Сын плюхнулся на диван и включил телевизор, как делал всегда, приходя к ней — словно был у себя дома.
— Мам, это было двадцать лет назад. Пора отпустить обиды.
Тамара почувствовала, как внутри нее закипает ярость.
— Отпустить обиды? — переспросила она, повышая голос. — Ты хоть представляешь, через что я прошла? Мне пришлось начинать жизнь заново в сорок пять! Искать работу, обеспечивать вас, пока ваш отец развлекался с молоденькими девочками!
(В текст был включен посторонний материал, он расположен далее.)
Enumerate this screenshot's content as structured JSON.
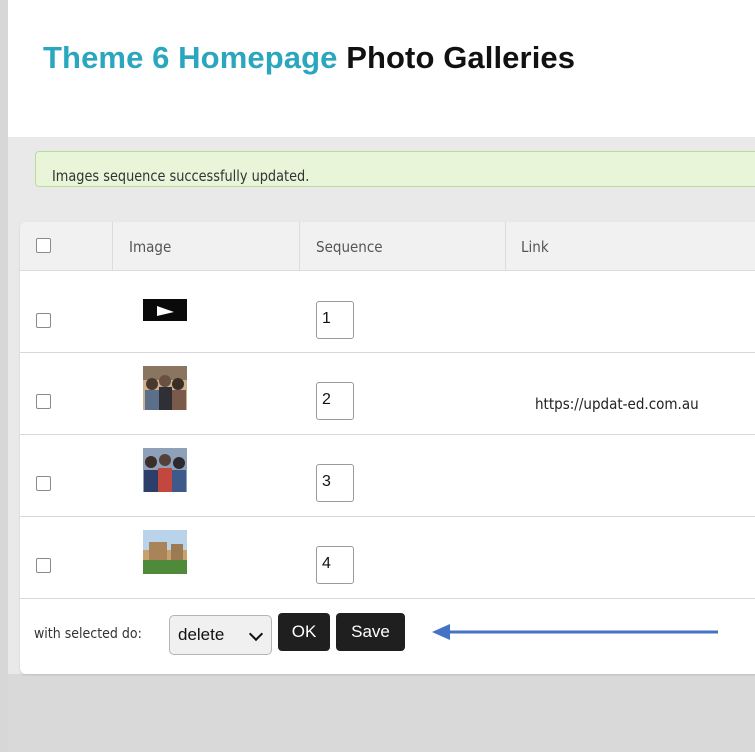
{
  "page": {
    "title_part1": "Theme 6 Homepage",
    "title_part2": "Photo Galleries"
  },
  "alert": {
    "message": "Images sequence successfully updated."
  },
  "table": {
    "headers": [
      "Image",
      "Sequence",
      "Link"
    ],
    "rows": [
      {
        "sequence": "1",
        "link": "",
        "thumbnail": "video-play-icon"
      },
      {
        "sequence": "2",
        "link": "https://updat-ed.com.au",
        "thumbnail": "group-photo-thumbnail"
      },
      {
        "sequence": "3",
        "link": "",
        "thumbnail": "crowd-photo-thumbnail"
      },
      {
        "sequence": "4",
        "link": "",
        "thumbnail": "building-photo-thumbnail"
      }
    ]
  },
  "footer": {
    "label": "with selected do:",
    "action_selected": "delete",
    "ok_label": "OK",
    "save_label": "Save"
  },
  "colors": {
    "title_accent": "#2aa6bf",
    "alert_bg": "#e8f5d8",
    "button_bg": "#1f1f1f",
    "arrow": "#4472c4"
  }
}
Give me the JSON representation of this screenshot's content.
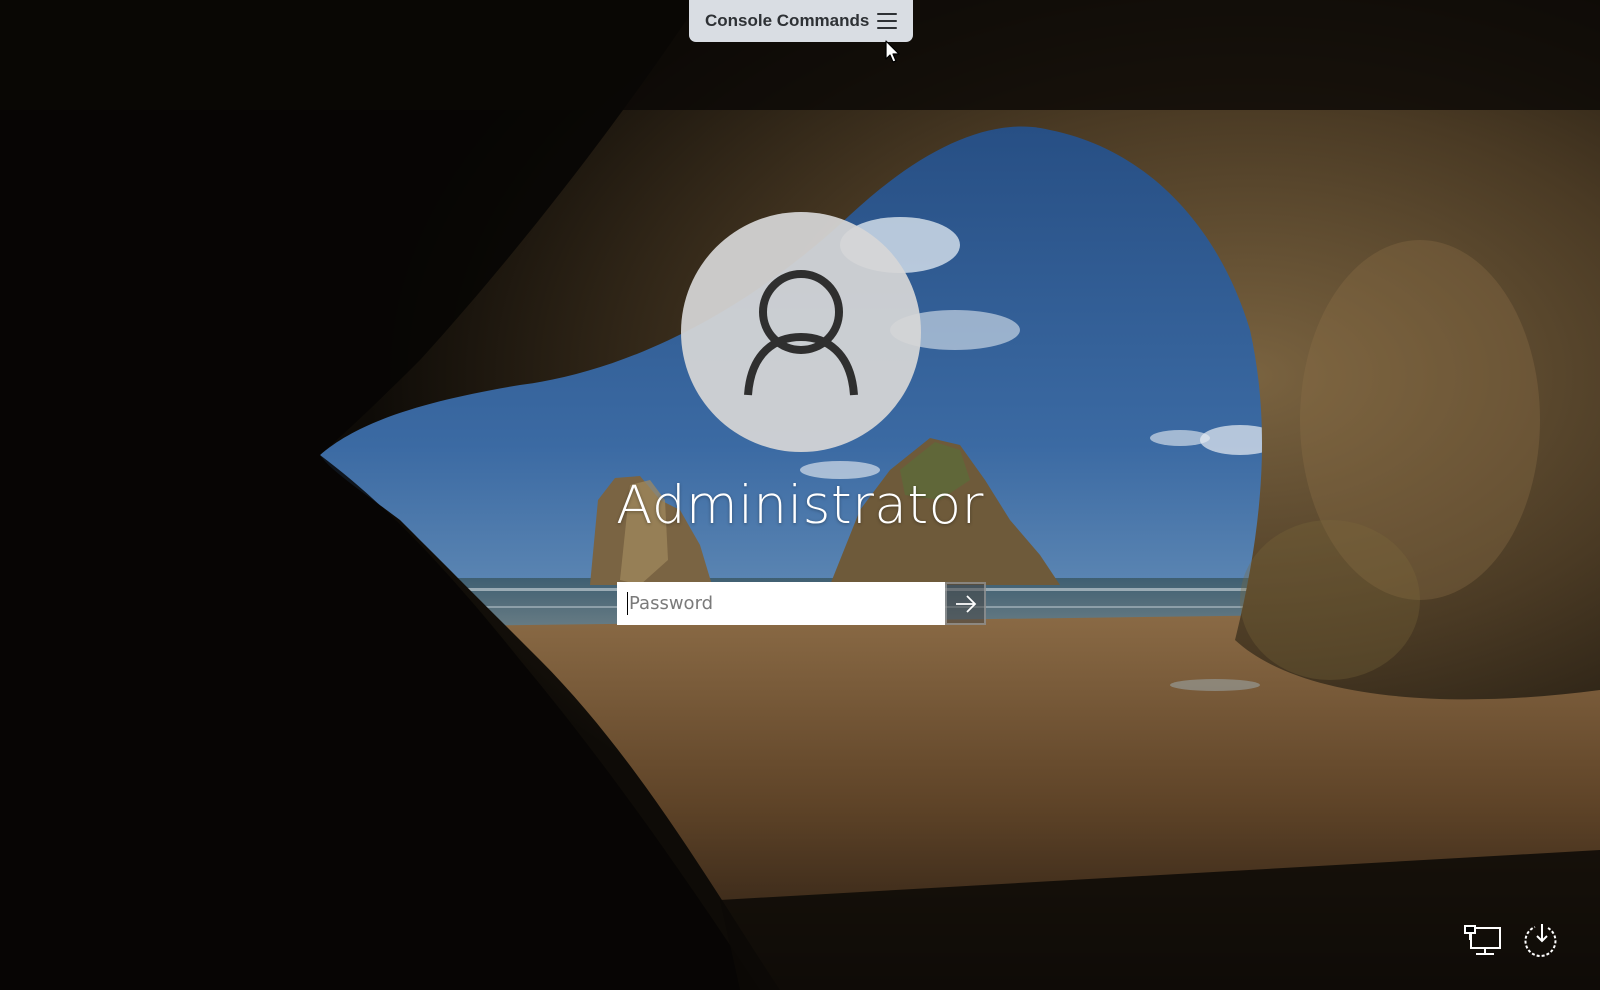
{
  "toolbar": {
    "console_label": "Console Commands",
    "menu_icon": "hamburger-menu-icon"
  },
  "login": {
    "username": "Administrator",
    "password_placeholder": "Password",
    "password_value": "",
    "avatar_icon": "user-silhouette-icon",
    "submit_icon": "arrow-right-icon"
  },
  "corner_controls": {
    "network_icon": "network-icon",
    "power_icon": "power-icon"
  },
  "colors": {
    "console_bar": "#d9dde3",
    "console_text": "#2e3135",
    "avatar_bg": "#d6d6d6",
    "username_text": "#ffffff"
  }
}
— Ты всегда работала, мам, — устало заметил Максим. — И нас он обеспечивал исправно, тут не придерешься.
Тамара сжала кулаки. Конечно, Виктор платил алименты. Даже больше положенного. Но как измерить деньгами предательство? Унижение? Бессонные ночи, полные слез?
— Когда мы разводились, твой отец сказал, что хочет быть свободным. Что ж, пусть наслаждается своей свободой сейчас, — жестко произнесла она.
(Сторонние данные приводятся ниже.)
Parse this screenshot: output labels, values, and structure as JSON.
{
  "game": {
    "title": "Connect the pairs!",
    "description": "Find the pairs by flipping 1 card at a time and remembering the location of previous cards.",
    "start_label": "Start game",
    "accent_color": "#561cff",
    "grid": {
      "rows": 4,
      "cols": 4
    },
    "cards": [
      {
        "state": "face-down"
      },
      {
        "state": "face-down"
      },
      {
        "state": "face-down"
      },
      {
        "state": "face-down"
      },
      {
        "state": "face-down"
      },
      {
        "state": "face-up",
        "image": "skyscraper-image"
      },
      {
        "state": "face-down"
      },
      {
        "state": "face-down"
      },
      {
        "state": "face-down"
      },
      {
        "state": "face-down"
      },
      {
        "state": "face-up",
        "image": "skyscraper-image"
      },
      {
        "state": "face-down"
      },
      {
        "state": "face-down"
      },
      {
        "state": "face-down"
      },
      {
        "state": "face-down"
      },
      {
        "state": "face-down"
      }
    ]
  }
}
В больничной палате пахло лекарствами и старостью. Тамара стояла у двери, не решаясь войти. Дети настояли на том, чтобы она хотя бы навестила бывшего мужа.
— Иди уже, — подтолкнула ее Катя. — Он не кусается.
Тамара бросила на дочь колючий взгляд и вошла в палату. Виктор лежал на кровати, неестественно прямой, неподвижный с правой стороны. Его глаза были закрыты, но дыхание — ровным. Седые волосы, морщинистое лицо, обвисшая кожа на шее — Тамара с трудом узнавала в этом старике мужчину, которого когда-то любила.
Она села на стул рядом с кроватью, положила на тумбочку пакет с фруктами, который дала ей Катя.
— Привет, Витя, — произнесла она, удивляясь своему спокойствию.
Глаза Виктора медленно открылись. Он узнал ее — она увидела это по тому, как дернулся уголок его рта в попытке улыбнуться. Левая рука слабо приподнялась, словно пытаясь дотянуться до нее.
— Та… ма… — выдавил он, и в его мутных глазах блеснули слезы.
Тамара почувствовала, как что-то сжимается внутри нее. Она не хотела жалеть его. Не хотела чувствовать ничего, кроме равнодушия. Но воспоминания нахлынули волной: их первая встреча, свадьба, рождение детей, совместные отпуска, маленькие радости и большие ссоры.
— Как ты, Витя? — спросила она, не зная, что еще сказать.
Он покачал головой, слезы скатились по морщинистым щекам.
— Про… про… сти… — с трудом выдавил он.
Тамара застыла. Она ждала этих слов двадцать лет. Представляла, как швырнет их ему в лицо, когда он приползет просить прощения. А теперь, глядя на этого сломленного старика, не находила в себе ни злорадства, ни удовлетворения. Только усталость.
— Он может жить в твоей второй комнате, — заявил Максим, когда они с Катей и Тамарой пили чай в больничном буфете. — Она все равно пустует с тех пор, как я съехал.
Тамара отставила чашку, прожигая сына взглядом.
— То есть вы все уже решили, да? Даже не спросив меня.
Катя примирительно подняла руки.
— Мам, мы просто предлагаем. Это не приказ.
— Но вы даже не рассматриваете других вариантов, — процедила Тамара. — Может, в вашем представлении я обязана его содержать, но это не так. Я никому ничего не должна.
Максим вздохнул с тем высокомерным выражением, которое появлялось у него всякий раз, когда кто-то, по его мнению, вел себя неразумно.
— Ты всегда говорила нам, что семья важнее всего, мам. Что надо поддерживать друг друга.
— Да, семья! — воскликнула Тамара, повышая голос так, что на них обернулись посетители буфета. — А он — не семья! Он предал нас, забыли?
Лицо Максима исказилось от гнева.
— Нет, мама, это ты забыла! Забыла, как он впахивал на трех работах, когда ты решила, что нам нужна трехкомнатная квартира! Забыла, как он отказывал себе во всем, чтобы мы с Катей могли ходить в хорошую школу, на секции! Как чинил все дома сам, потому что денег на мастеров не хватало!
Тамара ошеломленно смотрела на сына. Она никогда не слышала от него таких слов.
— Да, он изменил тебе, — продолжал Максим, понизив голос. — Это было подло. Но до этого он двадцать пять лет был тебе хорошим мужем и нам — хорошим отцом. Неужели это ничего не значит?